Por Cecilia Hopkins
Nacida y formada como actriz en Rosario, Patricia Astrada es también
dramaturga. Su texto La
pluma que araña el corazón de la vida fue estrenado en 1999,
con dirección de Julio Ordano y un largo subtítulo: Humor
político surRealista: una sórdida visión irónica
y desesperada sobre las instituciones y el accionar político de
fin de milenio. Al tratarse de un monólogo de actualidad enraizado
en la historia argentina de los últimos años, sorprende
que haya ganado el primer premio del Festival Internacional de Teatro
de Tánger, Marruecos, en mayo. ¿Cómo se las habrá
arreglado aquel público para introducirse en una historia cuyo
principal vehículo es el lenguaje verbal?
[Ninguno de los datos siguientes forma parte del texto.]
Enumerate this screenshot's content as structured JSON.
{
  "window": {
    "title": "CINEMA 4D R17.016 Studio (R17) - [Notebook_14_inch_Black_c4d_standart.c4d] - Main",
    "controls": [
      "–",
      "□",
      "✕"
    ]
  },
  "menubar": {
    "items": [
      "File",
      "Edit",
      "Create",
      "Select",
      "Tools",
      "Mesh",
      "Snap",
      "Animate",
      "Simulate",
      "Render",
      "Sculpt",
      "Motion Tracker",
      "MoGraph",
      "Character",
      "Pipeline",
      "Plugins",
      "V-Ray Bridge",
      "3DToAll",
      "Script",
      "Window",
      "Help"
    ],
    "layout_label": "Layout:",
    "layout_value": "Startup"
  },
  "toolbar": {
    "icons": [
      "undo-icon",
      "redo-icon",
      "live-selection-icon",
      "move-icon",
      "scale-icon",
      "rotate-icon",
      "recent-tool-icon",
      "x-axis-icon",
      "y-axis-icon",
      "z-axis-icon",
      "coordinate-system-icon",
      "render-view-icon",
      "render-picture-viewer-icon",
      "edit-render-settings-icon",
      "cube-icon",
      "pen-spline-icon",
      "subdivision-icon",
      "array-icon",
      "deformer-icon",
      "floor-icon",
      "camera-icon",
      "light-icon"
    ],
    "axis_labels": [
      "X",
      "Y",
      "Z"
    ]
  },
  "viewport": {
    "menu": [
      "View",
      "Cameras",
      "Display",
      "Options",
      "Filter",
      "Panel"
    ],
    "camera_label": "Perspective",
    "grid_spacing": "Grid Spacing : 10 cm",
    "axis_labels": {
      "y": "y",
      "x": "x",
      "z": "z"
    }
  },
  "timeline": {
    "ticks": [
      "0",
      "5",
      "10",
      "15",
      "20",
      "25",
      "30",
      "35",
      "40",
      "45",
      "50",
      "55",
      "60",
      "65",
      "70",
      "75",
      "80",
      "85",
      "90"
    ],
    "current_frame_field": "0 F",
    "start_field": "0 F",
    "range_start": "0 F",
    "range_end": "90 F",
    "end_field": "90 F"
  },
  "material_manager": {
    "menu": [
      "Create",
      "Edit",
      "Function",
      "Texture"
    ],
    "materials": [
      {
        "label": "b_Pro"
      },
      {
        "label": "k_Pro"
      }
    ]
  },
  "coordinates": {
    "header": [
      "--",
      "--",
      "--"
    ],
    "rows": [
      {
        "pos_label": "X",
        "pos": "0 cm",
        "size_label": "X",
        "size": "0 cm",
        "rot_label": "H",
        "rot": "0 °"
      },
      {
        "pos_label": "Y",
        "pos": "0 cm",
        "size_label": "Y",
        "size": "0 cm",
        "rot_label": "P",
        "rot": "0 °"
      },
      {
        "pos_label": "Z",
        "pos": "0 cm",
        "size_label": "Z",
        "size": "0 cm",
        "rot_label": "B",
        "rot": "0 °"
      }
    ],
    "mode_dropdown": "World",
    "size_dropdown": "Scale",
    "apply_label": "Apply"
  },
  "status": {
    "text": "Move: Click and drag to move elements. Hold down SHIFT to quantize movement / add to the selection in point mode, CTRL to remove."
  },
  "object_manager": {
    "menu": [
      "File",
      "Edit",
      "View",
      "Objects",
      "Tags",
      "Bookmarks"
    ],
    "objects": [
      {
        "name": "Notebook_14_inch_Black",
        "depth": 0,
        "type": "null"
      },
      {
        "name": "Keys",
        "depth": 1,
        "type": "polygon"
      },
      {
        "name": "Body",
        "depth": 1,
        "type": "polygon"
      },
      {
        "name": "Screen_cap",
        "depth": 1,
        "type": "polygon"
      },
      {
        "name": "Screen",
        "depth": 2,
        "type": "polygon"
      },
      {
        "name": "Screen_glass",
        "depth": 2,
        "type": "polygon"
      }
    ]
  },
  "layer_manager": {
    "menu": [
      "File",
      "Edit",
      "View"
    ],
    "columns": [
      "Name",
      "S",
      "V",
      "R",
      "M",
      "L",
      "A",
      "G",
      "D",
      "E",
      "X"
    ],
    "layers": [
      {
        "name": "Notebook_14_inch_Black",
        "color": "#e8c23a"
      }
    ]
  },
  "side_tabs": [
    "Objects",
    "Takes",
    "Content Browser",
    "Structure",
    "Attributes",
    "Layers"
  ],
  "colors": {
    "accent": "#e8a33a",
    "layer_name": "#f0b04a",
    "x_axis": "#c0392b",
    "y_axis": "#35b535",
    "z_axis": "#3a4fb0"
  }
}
Dentro del estilo del
café concert, la actriz recuerda a los monólogos de Tato
Bores. Como el género manda, el chiste, la mueca y el aparte cómplice
a la platea son algunos de los recursos que Astrada utiliza, además
de salirse de personaje de tanto en tanto para referirse brevemente a
su trabajo como actriz.
Yo soy la Verdad, nacida en los suburbios del desorden nacional,
se presenta la mujer. El personaje llega luego de recorrer la ciudad para
reencontrarse con su hermana Democracia, con quien solía formar
un dúo filodramático. Cada vez que teníamos
un éxito popular, a mi hermana la reventaban a patadas y a mí
me mandaban a guardar, acota mientras relata un itinerario que comienza
en el microcentro porteño y continúa por París, Florencia
y Nueva York. Sus
desventuras le dan pie para ironizar sobre temas como el ajuste, la corrupción
de la Justicia y la discriminación, en un discurso que cita a personajes
de la política local e internacional. El compromiso físico
de la intérprete llama la atención. Su personaje es como
una Isadora desmelenada que arrastra una andrajosa túnica blanca,
subiéndose incluso arriba de las mesas. Su desborde actoral corre
parejo a su desparpajo y simpatía. Pero la debacle puede resultar
agotadora para el público, ya que prácticamente no existen
pausas en el desbocado discurso de la actriz: un director experimentado
como Julio Ordano debería haber caído en la cuenta de que
el espectáculo ganaría en efectividad si su intérprete
dosificara mejor su despliegue físico.